DE DONCKER, Maurits
Onmacht
Hoe schamel is het woord, dat uit mijn mond komt vloeien
en, staamlend slecht verklaart wat mij tot zingen voert.
Hoe zal ik ooit tot een waarachtig dichter groeien
en vinden het accent dat wie mij leest ontroert?

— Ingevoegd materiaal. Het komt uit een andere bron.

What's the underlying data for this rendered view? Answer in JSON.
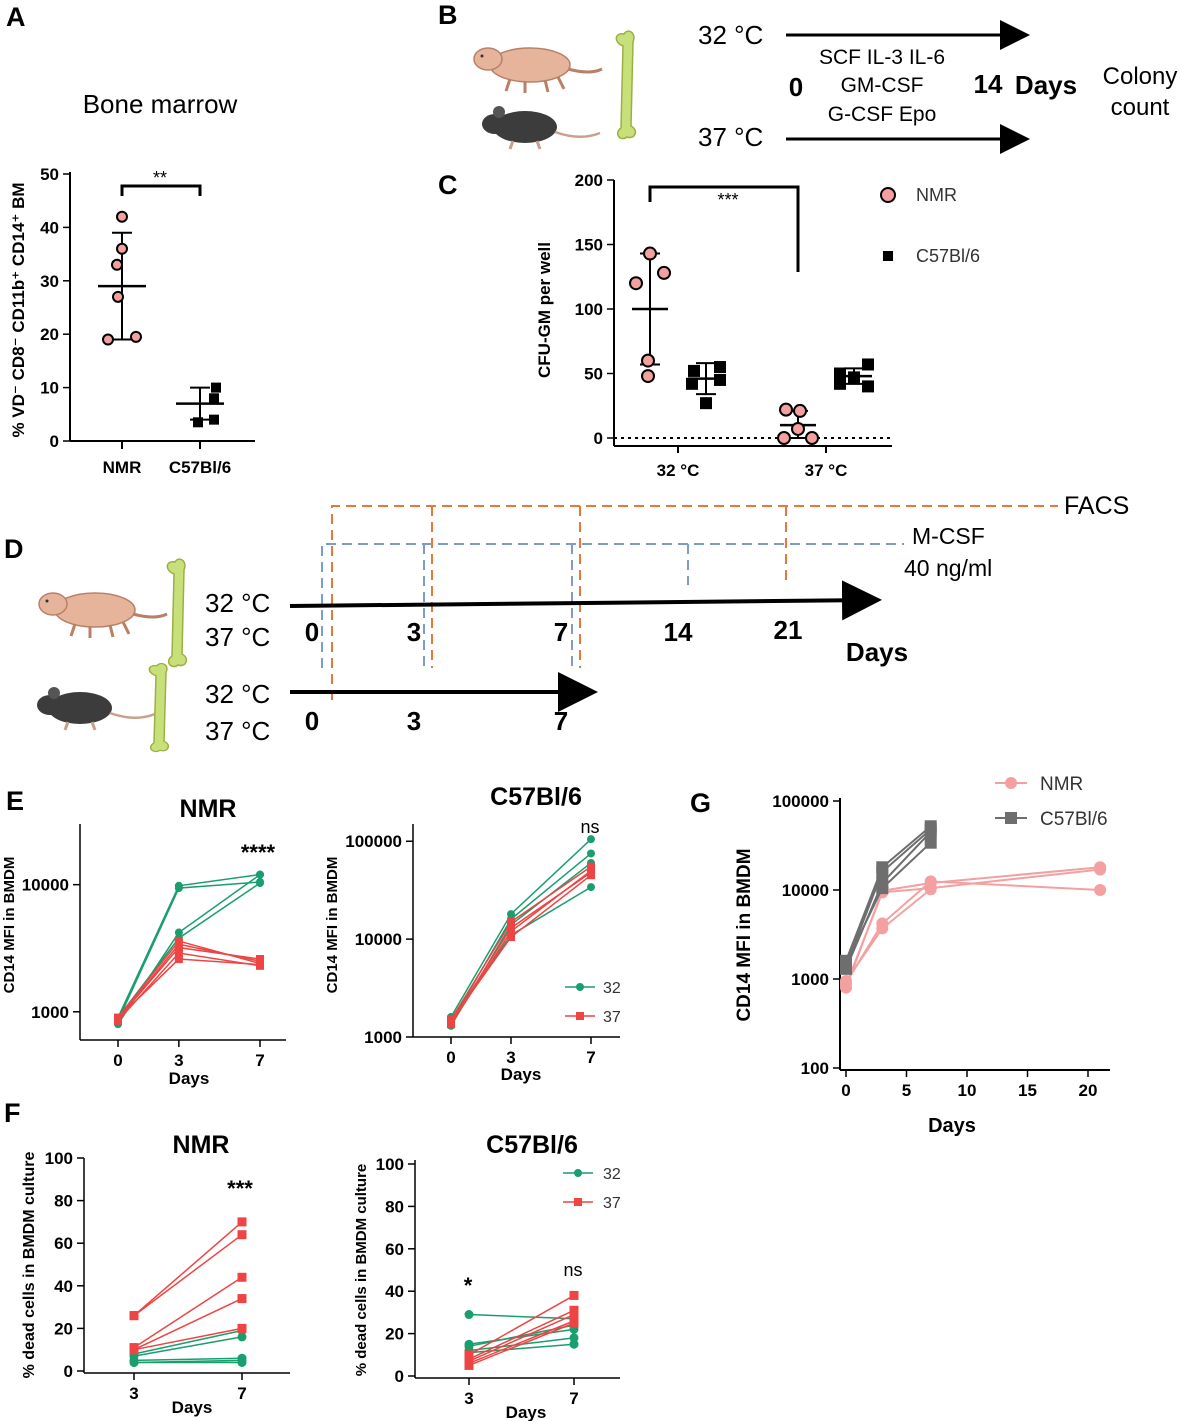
{
  "figure": {
    "panel_labels": [
      "A",
      "B",
      "C",
      "D",
      "E",
      "F",
      "G"
    ],
    "icons": [
      "naked-mole-rat-icon",
      "mouse-icon",
      "femur-bone-icon"
    ]
  },
  "panel_b": {
    "temp_top": "32 °C",
    "temp_bottom": "37 °C",
    "cytokines_line1": "SCF IL-3 IL-6",
    "cytokines_line2": "GM-CSF",
    "cytokines_line3": "G-CSF Epo",
    "start_day": "0",
    "end_day": "14",
    "days_label": "Days",
    "outcome_line1": "Colony",
    "outcome_line2": "count"
  },
  "panel_d": {
    "facs_label": "FACS",
    "mcsf_line1": "M-CSF",
    "mcsf_line2": "40 ng/ml",
    "temp_32": "32 °C",
    "temp_37": "37 °C",
    "nmr_days": [
      "0",
      "3",
      "7",
      "14",
      "21"
    ],
    "mouse_days": [
      "0",
      "3",
      "7"
    ],
    "days_label": "Days"
  },
  "chart_data": [
    {
      "id": "A",
      "type": "scatter",
      "title": "Bone marrow",
      "ylabel": "% VD⁻ CD8⁻ CD11b⁺ CD14⁺ BM",
      "xlabel": "",
      "categories": [
        "NMR",
        "C57Bl/6"
      ],
      "ylim": [
        0,
        50
      ],
      "yticks": [
        0,
        10,
        20,
        30,
        40,
        50
      ],
      "series": [
        {
          "name": "NMR",
          "values": [
            42,
            36,
            33,
            27,
            19,
            19.5
          ],
          "mean": 29,
          "sd_low": 19,
          "sd_high": 39,
          "color": "#f4a0a0"
        },
        {
          "name": "C57Bl/6",
          "values": [
            10,
            8,
            4,
            3.5
          ],
          "mean": 7,
          "sd_low": 4,
          "sd_high": 10,
          "color": "#000000"
        }
      ],
      "significance": "**"
    },
    {
      "id": "C",
      "type": "scatter",
      "title": "",
      "ylabel": "CFU-GM per well",
      "categories": [
        "32 °C",
        "37 °C"
      ],
      "ylim": [
        0,
        200
      ],
      "yticks": [
        0,
        50,
        100,
        150,
        200
      ],
      "legend": [
        "NMR",
        "C57Bl/6"
      ],
      "series": [
        {
          "name": "NMR",
          "values_32": [
            143,
            128,
            120,
            60,
            48
          ],
          "mean_32": 100,
          "sd_32": [
            57,
            143
          ],
          "values_37": [
            22,
            21,
            7,
            0,
            0
          ],
          "mean_37": 10,
          "sd_37": [
            0,
            21
          ],
          "color": "#f4a0a0"
        },
        {
          "name": "C57Bl/6",
          "values_32": [
            55,
            52,
            45,
            42,
            27
          ],
          "mean_32": 46,
          "sd_32": [
            34,
            58
          ],
          "values_37": [
            57,
            50,
            47,
            42,
            40
          ],
          "mean_37": 48,
          "sd_37": [
            42,
            54
          ],
          "color": "#000000"
        }
      ],
      "significance": "***"
    },
    {
      "id": "E-NMR",
      "type": "line",
      "title": "NMR",
      "xlabel": "Days",
      "ylabel": "CD14 MFI in BMDM",
      "x": [
        0,
        3,
        7
      ],
      "yscale": "log",
      "ylim": [
        600,
        30000
      ],
      "yticks": [
        1000,
        10000
      ],
      "significance": "****",
      "series": [
        {
          "name": "32",
          "color": "#1a9e6e",
          "lines": [
            [
              900,
              9800,
              12000
            ],
            [
              850,
              9400,
              10500
            ],
            [
              800,
              4200,
              12000
            ],
            [
              900,
              3800,
              10300
            ]
          ]
        },
        {
          "name": "37",
          "color": "#ee4444",
          "lines": [
            [
              900,
              3600,
              2400
            ],
            [
              880,
              3200,
              2600
            ],
            [
              850,
              2900,
              2300
            ],
            [
              870,
              3400,
              2500
            ],
            [
              890,
              2600,
              2350
            ]
          ]
        }
      ]
    },
    {
      "id": "E-C57",
      "type": "line",
      "title": "C57Bl/6",
      "xlabel": "Days",
      "ylabel": "CD14 MFI in BMDM",
      "x": [
        0,
        3,
        7
      ],
      "yscale": "log",
      "ylim": [
        1000,
        150000
      ],
      "yticks": [
        1000,
        10000,
        100000
      ],
      "significance": "ns",
      "legend": [
        "32",
        "37"
      ],
      "series": [
        {
          "name": "32",
          "color": "#1a9e6e",
          "lines": [
            [
              1600,
              18000,
              105000
            ],
            [
              1400,
              16000,
              75000
            ],
            [
              1300,
              14000,
              60000
            ],
            [
              1500,
              11000,
              34000
            ]
          ]
        },
        {
          "name": "37",
          "color": "#ee4444",
          "lines": [
            [
              1500,
              15000,
              55000
            ],
            [
              1400,
              13000,
              48000
            ],
            [
              1350,
              12000,
              50000
            ],
            [
              1450,
              10500,
              45000
            ]
          ]
        }
      ]
    },
    {
      "id": "F-NMR",
      "type": "line",
      "title": "NMR",
      "xlabel": "Days",
      "ylabel": "% dead cells in BMDM culture",
      "x": [
        3,
        7
      ],
      "ylim": [
        0,
        100
      ],
      "yticks": [
        0,
        20,
        40,
        60,
        80,
        100
      ],
      "significance": "***",
      "series": [
        {
          "name": "32",
          "color": "#1a9e6e",
          "lines": [
            [
              8,
              19
            ],
            [
              7,
              16
            ],
            [
              5,
              6
            ],
            [
              4,
              5
            ],
            [
              4,
              4
            ]
          ]
        },
        {
          "name": "37",
          "color": "#ee4444",
          "lines": [
            [
              26,
              70
            ],
            [
              26,
              64
            ],
            [
              11,
              44
            ],
            [
              10,
              34
            ],
            [
              10,
              20
            ]
          ]
        }
      ]
    },
    {
      "id": "F-C57",
      "type": "line",
      "title": "C57Bl/6",
      "xlabel": "Days",
      "ylabel": "% dead cells in BMDM culture",
      "x": [
        3,
        7
      ],
      "ylim": [
        0,
        100
      ],
      "yticks": [
        0,
        20,
        40,
        60,
        80,
        100
      ],
      "significance_day3": "*",
      "significance_day7": "ns",
      "legend": [
        "32",
        "37"
      ],
      "series": [
        {
          "name": "32",
          "color": "#1a9e6e",
          "lines": [
            [
              29,
              27
            ],
            [
              15,
              22
            ],
            [
              14,
              24
            ],
            [
              12,
              18
            ],
            [
              11,
              15
            ]
          ]
        },
        {
          "name": "37",
          "color": "#ee4444",
          "lines": [
            [
              10,
              38
            ],
            [
              8,
              31
            ],
            [
              7,
              29
            ],
            [
              6,
              26
            ],
            [
              5,
              25
            ]
          ]
        }
      ]
    },
    {
      "id": "G",
      "type": "line",
      "title": "",
      "xlabel": "Days",
      "ylabel": "CD14 MFI in BMDM",
      "x_range": [
        0,
        22
      ],
      "xticks": [
        0,
        5,
        10,
        15,
        20
      ],
      "yscale": "log",
      "ylim": [
        100,
        100000
      ],
      "yticks": [
        100,
        1000,
        10000,
        100000
      ],
      "legend": [
        "NMR",
        "C57Bl/6"
      ],
      "series": [
        {
          "name": "NMR",
          "color": "#f4a0a0",
          "marker": "circle",
          "lines": [
            {
              "x": [
                0,
                3,
                7,
                21
              ],
              "y": [
                800,
                9800,
                12000,
                18000
              ]
            },
            {
              "x": [
                0,
                3,
                7,
                21
              ],
              "y": [
                850,
                9400,
                10500,
                17000
              ]
            },
            {
              "x": [
                0,
                3,
                7,
                21
              ],
              "y": [
                900,
                4200,
                12500,
                10000
              ]
            },
            {
              "x": [
                0,
                3,
                7
              ],
              "y": [
                950,
                3700,
                10200
              ]
            }
          ]
        },
        {
          "name": "C57Bl/6",
          "color": "#6e6e6e",
          "marker": "square",
          "lines": [
            {
              "x": [
                0,
                3,
                7
              ],
              "y": [
                1600,
                18000,
                52000
              ]
            },
            {
              "x": [
                0,
                3,
                7
              ],
              "y": [
                1400,
                16000,
                48000
              ]
            },
            {
              "x": [
                0,
                3,
                7
              ],
              "y": [
                1300,
                12000,
                45000
              ]
            },
            {
              "x": [
                0,
                3,
                7
              ],
              "y": [
                1500,
                10500,
                34000
              ]
            }
          ]
        }
      ]
    }
  ]
}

Want achter ’t vurig woord kan men niet immer raden
de raadloze onmacht, die de klare stem versmoort,
waarmede ik machteloos doorheen de mist wil waden,
die mij van andren scheidt en zelden wordt doorboord.
’t Zit nog te veel verstrikt in tooisels en sieraden,
het naakte woord, waaruit de ware vonken slaan.
Het werd door valse weelden al te veel verraden
om als een scherpe kogel tot de kern te gaan.
Al zijn de noten juist, toch is de toets te onzuiver
om in een andre ziel de snaren aan te slaan,
die in een eendre maat en onder zelfde huiver,
verklanken moeten wat ik zelf niet heb verstaan.
Toch kan ik ’t verzen schrijven als een drift niet laten
en grijp steeds weer de pen, die ‘k machteloos hanteer.
Het zit mij in het bloed. Ik kan de hand niet haten,
de pen niet, noch ’t papier, noch mijn verwoed verweer.